From Ohio History Central
During the Great Depression, public schools in Ohio faced a financial crisis. Most schools received their funding through property taxes. Many Ohioans failed to pay their taxes because of the difficult economic times. As a result of people's failure to pay their taxes, schools had less money to pay educational expenses. Exacerbating the situation, Ohio voters limited taxes on real estate to ten mills, further reducing the funds available to public schools.

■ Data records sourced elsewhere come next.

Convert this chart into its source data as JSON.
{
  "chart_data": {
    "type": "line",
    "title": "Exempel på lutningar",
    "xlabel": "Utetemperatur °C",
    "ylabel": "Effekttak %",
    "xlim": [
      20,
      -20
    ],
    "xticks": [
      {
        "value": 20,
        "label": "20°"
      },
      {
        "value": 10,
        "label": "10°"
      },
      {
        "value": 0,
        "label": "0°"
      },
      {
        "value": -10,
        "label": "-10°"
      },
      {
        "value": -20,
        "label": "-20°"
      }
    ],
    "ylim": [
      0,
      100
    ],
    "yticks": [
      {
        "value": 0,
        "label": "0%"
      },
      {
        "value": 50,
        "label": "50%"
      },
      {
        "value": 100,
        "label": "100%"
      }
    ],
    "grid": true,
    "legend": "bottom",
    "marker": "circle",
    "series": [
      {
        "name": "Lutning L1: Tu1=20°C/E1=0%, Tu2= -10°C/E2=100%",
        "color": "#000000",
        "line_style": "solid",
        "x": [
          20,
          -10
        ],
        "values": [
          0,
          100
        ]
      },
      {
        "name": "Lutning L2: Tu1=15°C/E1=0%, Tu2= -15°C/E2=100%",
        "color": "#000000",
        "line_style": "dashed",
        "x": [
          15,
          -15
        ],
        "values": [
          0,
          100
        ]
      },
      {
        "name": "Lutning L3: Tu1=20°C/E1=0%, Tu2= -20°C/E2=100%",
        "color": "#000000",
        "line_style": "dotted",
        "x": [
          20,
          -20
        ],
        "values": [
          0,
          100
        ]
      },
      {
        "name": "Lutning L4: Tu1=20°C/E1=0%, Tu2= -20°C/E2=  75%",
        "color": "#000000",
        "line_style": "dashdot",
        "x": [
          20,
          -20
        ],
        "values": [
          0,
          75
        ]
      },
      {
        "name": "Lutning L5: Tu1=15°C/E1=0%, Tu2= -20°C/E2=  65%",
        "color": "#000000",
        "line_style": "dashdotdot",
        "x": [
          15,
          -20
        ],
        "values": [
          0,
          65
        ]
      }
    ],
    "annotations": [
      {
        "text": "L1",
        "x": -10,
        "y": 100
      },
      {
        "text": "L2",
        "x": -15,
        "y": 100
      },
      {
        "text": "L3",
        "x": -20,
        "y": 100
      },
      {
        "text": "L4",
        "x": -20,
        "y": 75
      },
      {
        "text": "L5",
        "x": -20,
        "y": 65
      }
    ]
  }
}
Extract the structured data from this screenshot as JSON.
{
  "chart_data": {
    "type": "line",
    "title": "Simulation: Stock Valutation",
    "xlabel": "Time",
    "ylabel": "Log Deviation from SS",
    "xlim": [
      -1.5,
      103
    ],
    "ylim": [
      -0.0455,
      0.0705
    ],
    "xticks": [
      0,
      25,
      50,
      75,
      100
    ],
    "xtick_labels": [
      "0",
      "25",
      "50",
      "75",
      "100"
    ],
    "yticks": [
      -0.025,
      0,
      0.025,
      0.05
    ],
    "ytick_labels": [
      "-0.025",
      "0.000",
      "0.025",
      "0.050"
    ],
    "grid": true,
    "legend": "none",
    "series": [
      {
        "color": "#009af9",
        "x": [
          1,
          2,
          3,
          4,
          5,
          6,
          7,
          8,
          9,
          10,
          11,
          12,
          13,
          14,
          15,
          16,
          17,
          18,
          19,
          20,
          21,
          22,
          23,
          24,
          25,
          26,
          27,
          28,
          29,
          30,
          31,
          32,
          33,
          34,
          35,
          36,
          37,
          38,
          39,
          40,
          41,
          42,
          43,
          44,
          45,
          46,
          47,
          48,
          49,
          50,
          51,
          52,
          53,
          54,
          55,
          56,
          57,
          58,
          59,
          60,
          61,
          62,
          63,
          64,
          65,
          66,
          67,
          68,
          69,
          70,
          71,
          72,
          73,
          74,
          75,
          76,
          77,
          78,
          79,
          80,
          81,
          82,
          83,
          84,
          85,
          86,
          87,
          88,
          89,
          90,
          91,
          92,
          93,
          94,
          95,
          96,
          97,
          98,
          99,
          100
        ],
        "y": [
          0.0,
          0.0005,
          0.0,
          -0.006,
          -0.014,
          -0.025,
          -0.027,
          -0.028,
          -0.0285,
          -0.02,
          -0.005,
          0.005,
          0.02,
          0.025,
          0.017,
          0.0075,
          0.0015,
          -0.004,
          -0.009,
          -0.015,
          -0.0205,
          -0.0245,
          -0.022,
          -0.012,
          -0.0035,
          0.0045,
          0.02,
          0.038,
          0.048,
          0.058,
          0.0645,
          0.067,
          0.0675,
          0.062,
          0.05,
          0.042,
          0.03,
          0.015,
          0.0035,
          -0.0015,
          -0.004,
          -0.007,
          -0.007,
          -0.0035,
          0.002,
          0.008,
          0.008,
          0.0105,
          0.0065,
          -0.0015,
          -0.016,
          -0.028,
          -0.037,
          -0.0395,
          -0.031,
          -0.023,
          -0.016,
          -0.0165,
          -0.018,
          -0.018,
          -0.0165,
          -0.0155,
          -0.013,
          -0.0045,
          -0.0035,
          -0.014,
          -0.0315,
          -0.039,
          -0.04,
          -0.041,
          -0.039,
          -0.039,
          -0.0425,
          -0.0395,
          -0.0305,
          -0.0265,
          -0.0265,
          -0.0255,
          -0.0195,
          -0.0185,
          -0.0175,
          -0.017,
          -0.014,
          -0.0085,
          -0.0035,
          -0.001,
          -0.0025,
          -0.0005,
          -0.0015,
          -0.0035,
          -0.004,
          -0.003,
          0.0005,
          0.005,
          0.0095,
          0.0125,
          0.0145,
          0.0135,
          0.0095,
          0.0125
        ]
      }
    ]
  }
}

To prevent the financial collapse of the public school system in Ohio, the state legislature implemented the Ohio Retail Sales Tax Law of 1935. Before 1935, sale taxes in Ohio were rare. There had been sales taxes on cigarettes and on gasoline, but most products escaped taxation. Under the Ohio Retail Sales Tax Law of 1935, the Ohio legislature continued to tax cigarettes and gasoline, but now most items sold in stores faced taxation. The sales tax dramatically increased money to schools. Enacted on January 1, 1935, in its first year the Ohio Retail Sales Tax Law of 1935 provided more than 16.8 million dollars to public schools. The sales tax actually brought in more than 47.8 million dollars in 1935. The remaining money went to local governments, to relief for the poor, to retirement pensions, to administrative and collection costs, as well as to several other areas. The Ohio Retail Sales Tax Law of 1935 marked a dramatic shift in funding for public schools. First of all, the state was playing a larger role in school funding than ever before in Ohio's history. In addition, the shift to a sales tax illustrated a declining reliance on property taxes to finance schools to other forms of taxation.